For the H50 they specified the lumens on the H50 for NiMH - they did not specify the battery assumed for the H501. With the higher efficiency of the 14500 you could drive the LED a little harder get a higher lumen count and still get the same runtime? They might even have a more efficient driver on board?
But actually, it does look somewhat odd...
I looked at the numbers for the H50 and H501 and they seem quite believable to me. I think no one mentioned it earlier but 66 lumens for 2.33 hour for the H50 doesn't seem to be really that efficient. ZL probably now simply has a better behaving circuit.

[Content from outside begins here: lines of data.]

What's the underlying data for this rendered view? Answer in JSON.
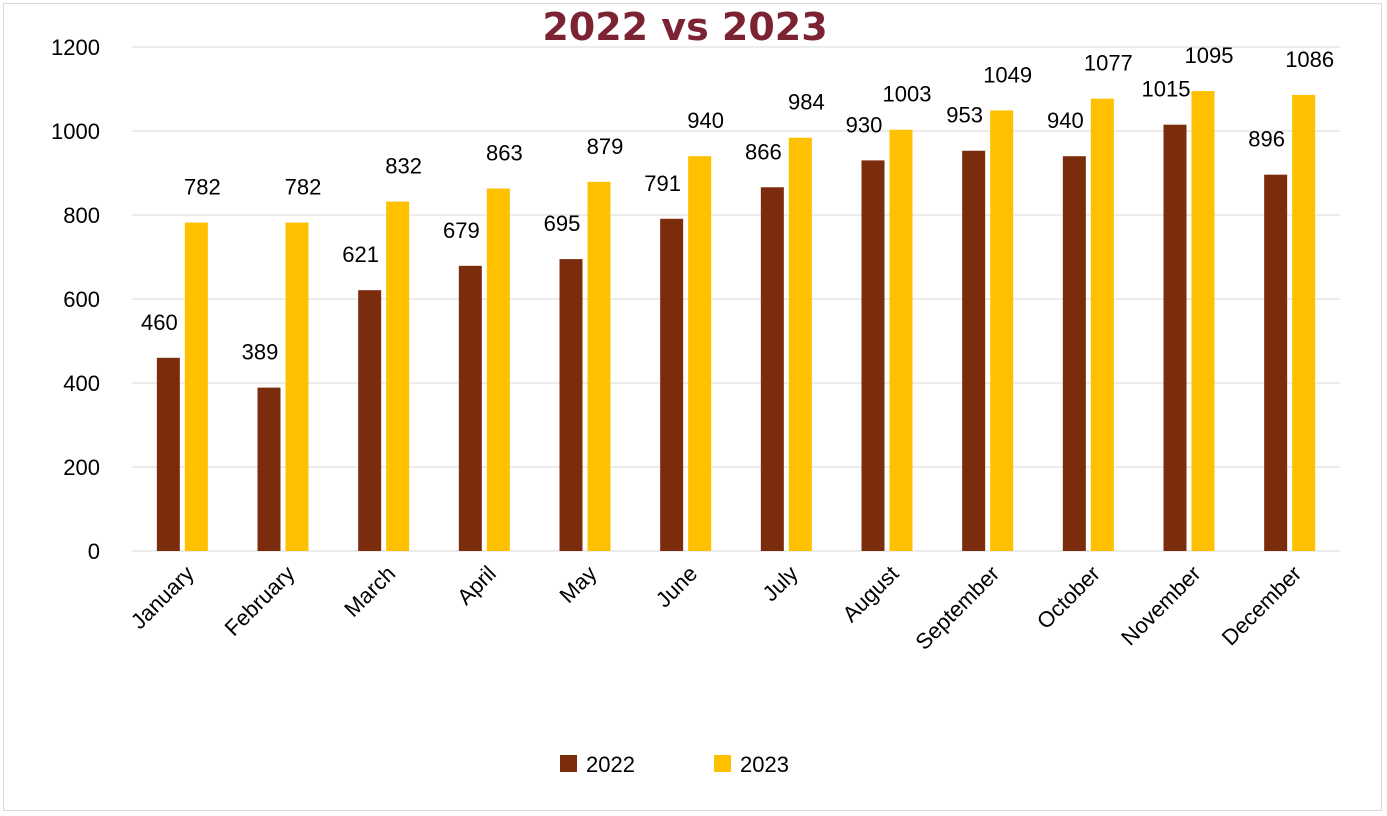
{
  "chart_data": {
    "type": "bar",
    "title": "2022 vs 2023",
    "xlabel": "",
    "ylabel": "",
    "ylim": [
      0,
      1200
    ],
    "yticks": [
      0,
      200,
      400,
      600,
      800,
      1000,
      1200
    ],
    "grid": true,
    "legend_position": "bottom",
    "categories": [
      "January",
      "February",
      "March",
      "April",
      "May",
      "June",
      "July",
      "August",
      "September",
      "October",
      "November",
      "December"
    ],
    "series": [
      {
        "name": "2022",
        "color": "#7b2c0c",
        "values": [
          460,
          389,
          621,
          679,
          695,
          791,
          866,
          930,
          953,
          940,
          1015,
          896
        ]
      },
      {
        "name": "2023",
        "color": "#ffc000",
        "values": [
          782,
          782,
          832,
          863,
          879,
          940,
          984,
          1003,
          1049,
          1077,
          1095,
          1086
        ]
      }
    ]
  }
}
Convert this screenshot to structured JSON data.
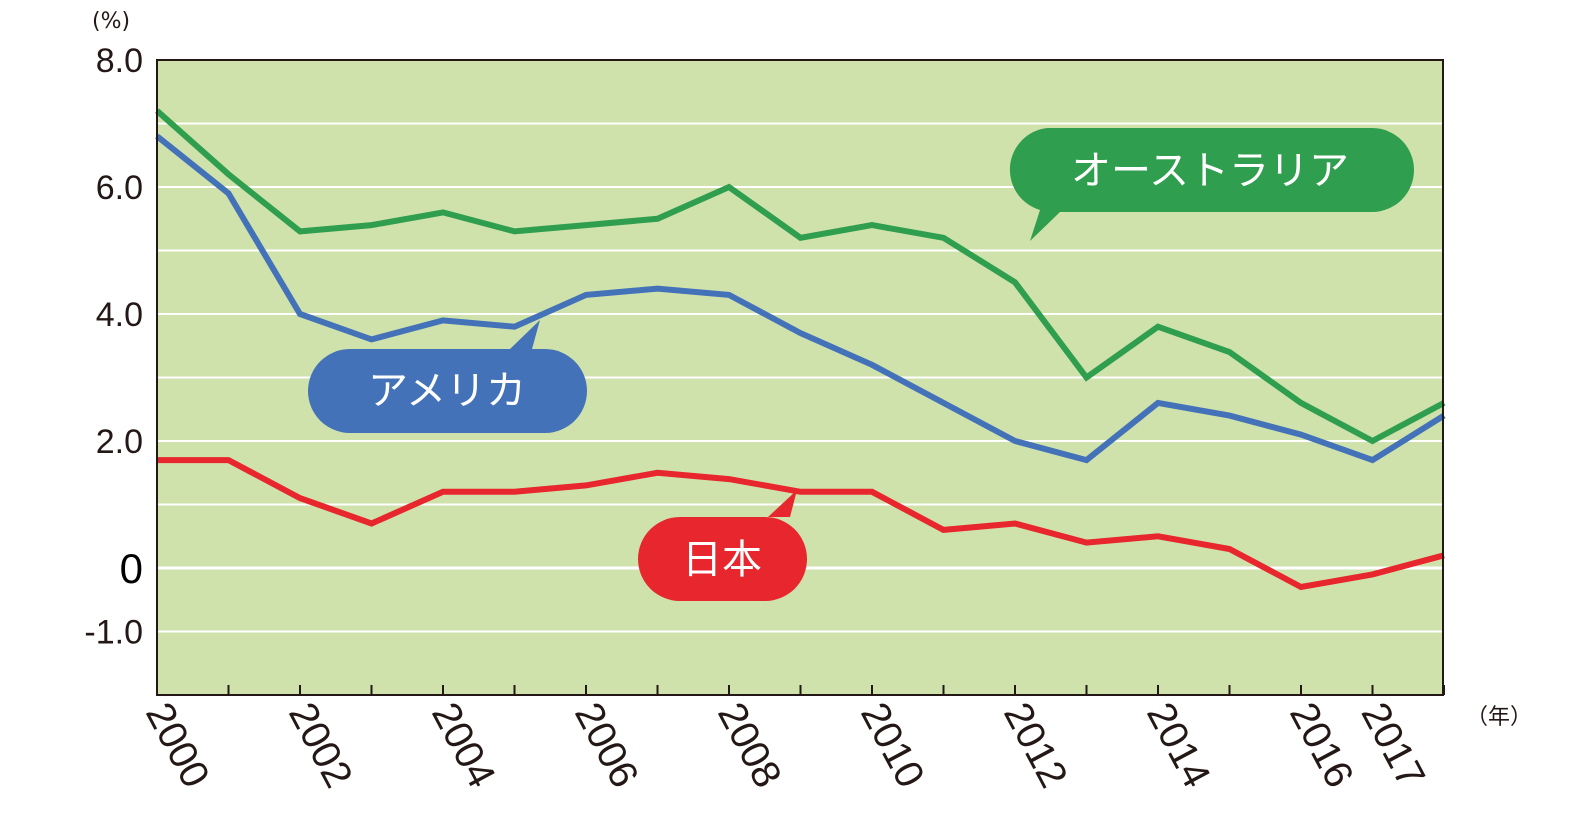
{
  "chart_data": {
    "type": "line",
    "y_unit_label": "(%)",
    "x_unit_label": "（年）",
    "ylim": [
      -2.0,
      8.0
    ],
    "y_ticks": [
      {
        "value": 8.0,
        "label": "8.0"
      },
      {
        "value": 6.0,
        "label": "6.0"
      },
      {
        "value": 4.0,
        "label": "4.0"
      },
      {
        "value": 2.0,
        "label": "2.0"
      },
      {
        "value": 0,
        "label": "0"
      },
      {
        "value": -1.0,
        "label": "-1.0"
      }
    ],
    "gridlines": [
      -1,
      0,
      1,
      2,
      3,
      4,
      5,
      6,
      7
    ],
    "x": [
      2000,
      2001,
      2002,
      2003,
      2004,
      2005,
      2006,
      2007,
      2008,
      2009,
      2010,
      2011,
      2012,
      2013,
      2014,
      2015,
      2016,
      2017,
      2018
    ],
    "x_tick_labels": [
      "2000",
      "2002",
      "2004",
      "2006",
      "2008",
      "2010",
      "2012",
      "2014",
      "2016",
      "2017"
    ],
    "x_tick_years": [
      2000,
      2002,
      2004,
      2006,
      2008,
      2010,
      2012,
      2014,
      2016,
      2017
    ],
    "series": [
      {
        "name": "オーストラリア",
        "color": "#2f9e4f",
        "values": [
          7.2,
          6.2,
          5.3,
          5.4,
          5.6,
          5.3,
          5.4,
          5.5,
          6.0,
          5.2,
          5.4,
          5.2,
          4.5,
          3.0,
          3.8,
          3.4,
          2.6,
          2.0,
          2.6
        ]
      },
      {
        "name": "アメリカ",
        "color": "#4472b9",
        "values": [
          6.8,
          5.9,
          4.0,
          3.6,
          3.9,
          3.8,
          4.3,
          4.4,
          4.3,
          3.7,
          3.2,
          2.6,
          2.0,
          1.7,
          2.6,
          2.4,
          2.1,
          1.7,
          2.4
        ]
      },
      {
        "name": "日本",
        "color": "#e7262d",
        "values": [
          1.7,
          1.7,
          1.1,
          0.7,
          1.2,
          1.2,
          1.3,
          1.5,
          1.4,
          1.2,
          1.2,
          0.6,
          0.7,
          0.4,
          0.5,
          0.3,
          -0.3,
          -0.1,
          0.2
        ]
      }
    ],
    "background_color": "#cfe2ab"
  }
}
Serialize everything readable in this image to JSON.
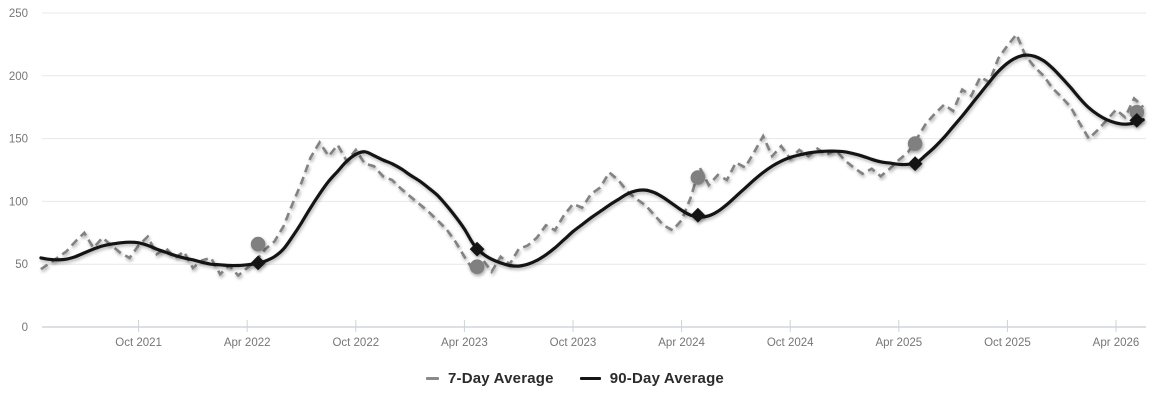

If I did my math correctly, to achieve 66 lumen output the H50 would need around 0.25A on the LED.That would be 3.12V Vf and around 0.65A taken from a NiMH. Multiplied by 2.33 hours runtime it would give around 1.5Wh needed for a light with a perfectly efficient circuit. A 2700 mAh cell holds approximately 3Wh. That would mean that the H50 circuit consumes 3Wh when the perfect one would need 1.5Wh. In other words, the overall H50 efficiency in the high mode would be only around 0.5. Quite an interesting place for improvement here, I think.
With the similar calculations one would see that for the H501 such an efficiency figure is around 70%-75% (96lm, 2.3h, 0.36A on the LED, 3.17Vf, 0.95A on the battery, 2.3Wh needed for a perfect circuit).
These are only really approximate calculations and we would not know for sure before someone performs a full runtime test. But I believe they show that the advertised 96lm for 2.3h seems to be achievable. And these figures are definitely much closer to the truth than those provided by some other manufactures who claim to be able to drive the LED with twice the amount of the energy than they have in an AA NiMH cell.